Like, a lot of the people I hate are people who resemble me — say, picture a slightly shorter Peter O’Toole (when young, of course) with a nose for fresh bread and fine truffles and a certain ability to speak French and other languages, not least while talking about the weather in fine metaphoric terms that beget dreamy expressions in the eyes of the ladies.  Well, so, you take that kind of person: Lovable, right?  But then, say he learned his French in Quebec, drinks fine wine instead of manhattans, thinks Arcade Fire rocks, and thinks that Obama compromised liberal ideals when he let Van Jones go.  And throw in a few carrots and chicks in the mix.  This, my friends, is the perfect recipe for a hate crush:  Again, not the incarnation of your worst faults but, rather, everything ersatz and pretentious that one fears could potentially be associated to your charming person and everything morally wrong that occurs in your vicinity.

Now it would be nice to pathologize and to remedy our capacity for moral censure.  But then who would be there to do such a tough job?  Do we just let these stupid poseurs hang around with a bunch of carrots and chicks without pointing and laughing?

Hate is fun!  Hate is cathartic.  And it keeps giving.

Oh, and a couple more points, Dave.  There was no like, and, thus, no dry-heave-inducing epiphany.  Just another joke gone too far.  That’s my official version, and I’m sticking to it.  Also, I think there is something odd about the fact that I don’t Google stalk my friends.  I thing you’re right that that should be the exception, not the rule.  Whatever.



{October 25, 2009}   I don’t want to get over you

bummers title

mailbox bummer

Don’t you hate it when a meme shows up that almost really, really resonates with you, but seems to fall just short of the mark in some way?  That comes maddeningly close to describing some defining experience?  Close enough that you feel like you’re kind of stuck with the term?

What could I be talking about, Russ?  Well, I’ll tell you.  It’s thehate crush.”

Your symptoms
You are obsessed with this person who really bothers you.  You can’t help but read her blog on Facebook/ Twitter. When you run into her, and sometimes you look for opportunities to run into her, your pulse races. You can hear your heartbeat pounding in your head.  You pray for her downfall and plot to outshine her.

Here’s more.

It is true, these relationships have much of the unpleasant intensity of a crush, the element of obsession, the need to bring it up at all times – and, most important, next to nothing to do with the object thereof. A “hate crush” is about you, about projections and insecurities. If a crush is about seeing the best version of yourself as you envision it, a “hate crush” is about the worst. I know many a friend – male and female – who’s fallen prey to the classic scenario, such feelings about an ex’s new partner, something social networking, Twitter and Google help exactly not at all. It becomes a reciprocal relationship – comparing themselves to pictures and interests and resumes and musical tastes. One cliched quote can provide an unwholesome sense of validation, even as it feeds the mania. And as in many a crush, they don’t always know you exist.

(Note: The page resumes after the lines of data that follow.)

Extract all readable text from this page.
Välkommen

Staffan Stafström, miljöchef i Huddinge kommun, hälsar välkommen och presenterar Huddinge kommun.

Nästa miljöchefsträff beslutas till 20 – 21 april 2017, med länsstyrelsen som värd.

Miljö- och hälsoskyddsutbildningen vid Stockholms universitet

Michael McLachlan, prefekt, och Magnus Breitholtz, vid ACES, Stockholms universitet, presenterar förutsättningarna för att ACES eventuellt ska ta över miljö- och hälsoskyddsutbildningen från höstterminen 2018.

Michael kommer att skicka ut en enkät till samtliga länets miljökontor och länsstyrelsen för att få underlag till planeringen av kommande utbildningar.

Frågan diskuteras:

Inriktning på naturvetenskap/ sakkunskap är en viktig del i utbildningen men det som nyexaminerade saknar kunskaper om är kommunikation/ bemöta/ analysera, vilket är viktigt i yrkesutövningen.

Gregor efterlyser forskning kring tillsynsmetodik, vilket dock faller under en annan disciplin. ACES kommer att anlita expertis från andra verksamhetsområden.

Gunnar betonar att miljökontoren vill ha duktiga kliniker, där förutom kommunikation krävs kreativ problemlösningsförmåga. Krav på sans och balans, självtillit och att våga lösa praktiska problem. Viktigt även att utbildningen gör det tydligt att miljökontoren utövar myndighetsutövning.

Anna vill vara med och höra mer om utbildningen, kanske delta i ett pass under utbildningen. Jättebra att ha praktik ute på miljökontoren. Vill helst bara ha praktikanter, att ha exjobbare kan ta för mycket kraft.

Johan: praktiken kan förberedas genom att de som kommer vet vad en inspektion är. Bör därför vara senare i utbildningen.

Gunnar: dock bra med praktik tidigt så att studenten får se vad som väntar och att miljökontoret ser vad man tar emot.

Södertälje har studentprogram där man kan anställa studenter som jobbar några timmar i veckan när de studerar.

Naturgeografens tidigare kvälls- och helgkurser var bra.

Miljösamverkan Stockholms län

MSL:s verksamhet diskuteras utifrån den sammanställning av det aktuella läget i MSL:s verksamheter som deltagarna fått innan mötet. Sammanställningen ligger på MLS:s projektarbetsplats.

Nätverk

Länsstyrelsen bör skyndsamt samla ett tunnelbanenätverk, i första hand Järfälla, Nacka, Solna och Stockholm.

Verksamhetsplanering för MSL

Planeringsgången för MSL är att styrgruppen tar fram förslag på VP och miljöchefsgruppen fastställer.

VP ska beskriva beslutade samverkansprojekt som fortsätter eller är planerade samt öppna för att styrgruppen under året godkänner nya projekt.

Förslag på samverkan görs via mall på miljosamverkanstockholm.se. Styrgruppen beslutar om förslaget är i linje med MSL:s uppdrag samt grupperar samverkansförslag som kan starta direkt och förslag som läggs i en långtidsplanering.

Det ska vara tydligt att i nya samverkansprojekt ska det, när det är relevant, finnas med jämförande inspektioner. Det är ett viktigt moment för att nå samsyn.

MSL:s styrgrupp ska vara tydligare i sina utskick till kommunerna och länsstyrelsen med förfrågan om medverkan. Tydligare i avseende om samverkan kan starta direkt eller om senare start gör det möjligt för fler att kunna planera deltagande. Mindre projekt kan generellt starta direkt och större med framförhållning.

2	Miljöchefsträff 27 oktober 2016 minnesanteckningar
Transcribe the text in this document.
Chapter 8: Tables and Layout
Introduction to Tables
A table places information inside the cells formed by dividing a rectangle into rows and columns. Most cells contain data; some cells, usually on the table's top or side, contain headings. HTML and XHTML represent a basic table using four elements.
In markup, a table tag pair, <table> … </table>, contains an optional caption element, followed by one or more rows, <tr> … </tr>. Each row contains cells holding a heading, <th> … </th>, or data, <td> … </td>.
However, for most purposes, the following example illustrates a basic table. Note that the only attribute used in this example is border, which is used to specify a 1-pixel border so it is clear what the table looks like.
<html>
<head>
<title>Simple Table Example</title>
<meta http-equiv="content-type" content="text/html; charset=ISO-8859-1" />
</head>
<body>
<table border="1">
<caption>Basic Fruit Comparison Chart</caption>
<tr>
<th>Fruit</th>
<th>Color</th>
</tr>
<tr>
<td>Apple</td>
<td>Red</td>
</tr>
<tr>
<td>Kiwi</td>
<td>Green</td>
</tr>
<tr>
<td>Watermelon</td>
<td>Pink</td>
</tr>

You and I, Russ, we’ve had our share of obsessive preoccupations with people that we didn’t like.  Or people that we possibly kind of liked and kind of didn’t like at the same time.  And people that we pretended to like, or not to like, because it seemed really funny.  And people that we used to like but stopped liking — often in a moment of dry-heave-inducing epiphany.  I like to think, in fact, that you and I have turned this kind of negative devotion into an art form.

But all the descriptions I’ve read seem to miss something elemental about the hate crush, at least as I’ve experienced it.  There is so much giddy fun to be had in, oh, I dunno, obsessively researching your bff’s hateful wife on Google and emailing the choicest links to your mutual friends.  And there seems to be an implicit assumption in these articles that any kind of obsession is inherently unhealthy and destructive — when in fact, I think that my hate crushes are fun, and possibly even cathartic.

Then again, I find it disturbing when people tell me they don’t Google stalk their friends.  My god, people, are you not human?  Don’t you have any curiosity at all?